That's a good rule of thumb, Framer. I don't want to rob the salesman either. But my current guy (whom I've bought only 2 trucks off of) won't budge even on USED trucks. So, I'm like:"What gives?"

Anyways, I know the dealer has to eat too. But, I still want to feel like I got a sweet deal too. So, I'd like to be around $10k off invoice. We'll see. Thanks guys!!


----------



## 4evergreenlawns (Oct 22, 2002)

Well here is what I can offer. 

Just purchased a cab and Chasis 2007 F-550 SD, 4X4 6.0PSD, XLT, sticker for $49,700

Got it down to $42,500 
get $5,500 in rebates (cash back, owner loyal, upfit)

buy for $37,000.00

Let me add in NEW in 2003 I paid $36,900 for a 2003 F-450 same options. 

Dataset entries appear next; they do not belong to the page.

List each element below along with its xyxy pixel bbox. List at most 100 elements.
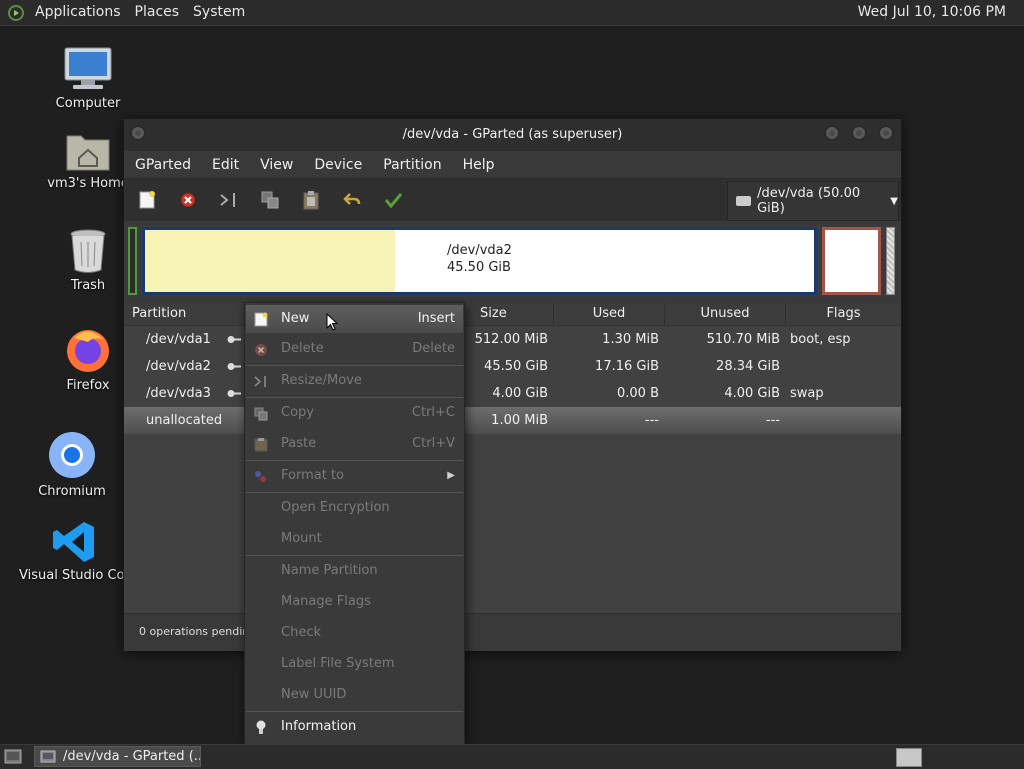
paste-button[interactable]: [298, 187, 324, 213]
disk-icon: [736, 196, 752, 206]
desktop-icon-computer[interactable]: Computer: [33, 46, 143, 111]
toolbar: /dev/vda (50.00 GiB) ▼: [124, 178, 901, 221]
chromium-icon: [49, 432, 95, 478]
graph-used-space: [145, 230, 395, 292]
desktop-icon-label: vm3's Home: [47, 176, 129, 191]
menu-separator: [246, 492, 463, 493]
menu-item-manage-flags[interactable]: Manage Flags: [246, 588, 463, 616]
menu-item-check[interactable]: Check: [246, 619, 463, 647]
menu-item-label: Open Encryption: [281, 500, 390, 515]
menu-item-accel: Insert: [417, 311, 455, 326]
graph-unallocated[interactable]: [886, 227, 895, 295]
column-used[interactable]: Used: [554, 303, 665, 325]
new-partition-button[interactable]: [134, 187, 160, 213]
column-size[interactable]: Size: [464, 303, 554, 325]
desktop-icon-vscode[interactable]: Visual Studio Cod: [19, 520, 133, 583]
menu-partition[interactable]: Partition: [372, 157, 451, 173]
applications-menu[interactable]: Applications: [28, 0, 128, 25]
menu-item-paste[interactable]: Paste Ctrl+V: [246, 430, 463, 458]
table-row[interactable]: /dev/vda1 512.00 MiB 1.30 MiB 510.70 MiB…: [124, 326, 901, 353]
trash-icon: [70, 229, 106, 273]
apply-button[interactable]: [380, 187, 406, 213]
menu-help[interactable]: Help: [452, 157, 505, 173]
top-panel: Applications Places System Wed Jul 10, 1…: [0, 0, 1024, 26]
delete-icon: [180, 192, 196, 208]
menu-separator: [246, 365, 463, 366]
menu-item-accel: Ctrl+V: [412, 436, 455, 451]
menu-item-label: Format to: [281, 468, 344, 483]
graph-partition-vda3[interactable]: [822, 227, 881, 295]
menu-item-information[interactable]: Information: [246, 713, 463, 741]
menu-device[interactable]: Device: [303, 157, 372, 173]
menu-view[interactable]: View: [249, 157, 303, 173]
delete-icon: [253, 342, 268, 357]
menubar: GParted Edit View Device Partition Help: [124, 151, 901, 178]
key-icon: [227, 390, 241, 397]
table-row[interactable]: /dev/vda2 45.50 GiB 17.16 GiB 28.34 GiB: [124, 353, 901, 380]
menu-item-resize-move[interactable]: Resize/Move: [246, 367, 463, 395]
delete-partition-button[interactable]: [175, 187, 201, 213]
menu-separator: [246, 711, 463, 712]
device-selector[interactable]: /dev/vda (50.00 GiB) ▼: [727, 181, 899, 221]
desktop-icon-chromium[interactable]: Chromium: [17, 430, 127, 499]
partition-table: Partition Size Used Unused Flags /dev/vd…: [124, 303, 901, 613]
key-icon: [227, 363, 241, 370]
menu-item-label: Copy: [281, 405, 314, 420]
menu-item-open-encryption[interactable]: Open Encryption: [246, 494, 463, 522]
workspace-switcher[interactable]: [896, 748, 922, 767]
menu-item-accel: Delete: [412, 341, 455, 356]
copy-icon: [261, 191, 279, 209]
menu-item-mount[interactable]: Mount: [246, 525, 463, 553]
table-row-selected[interactable]: unallocated 1.00 MiB --- ---: [124, 407, 901, 434]
clock[interactable]: Wed Jul 10, 10:06 PM: [858, 0, 1006, 25]
undo-button[interactable]: [339, 187, 365, 213]
maximize-button[interactable]: [851, 125, 867, 141]
taskbar-button-gparted[interactable]: /dev/vda - GParted (...: [34, 746, 201, 767]
resize-move-icon: [253, 374, 268, 389]
gparted-window: /dev/vda - GParted (as superuser) GParte…: [123, 118, 902, 651]
menu-edit[interactable]: Edit: [201, 157, 249, 173]
desktop-icon-label: Computer: [55, 96, 121, 111]
table-row[interactable]: /dev/vda3 4.00 GiB 0.00 B 4.00 GiB swap: [124, 380, 901, 407]
column-partition[interactable]: Partition: [124, 303, 245, 325]
firefox-icon: [67, 330, 109, 372]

When you can buy a truck one weight class up four years later for the same cash. You have gotten yourself a deal!!!!!


----------



## FSUPERDUTY (Jan 1, 2003)

All you have to do is go on the ford.com website.punch in your zip and all the local dealers had there inventory.list prices options and invoice prices.they make it real easy not to screwed if you do a little home work.you can figure it out with in pennies and then you won't have to fight with them.I bought my last ford for a $100.00 over plus what ever rebates applied.


----------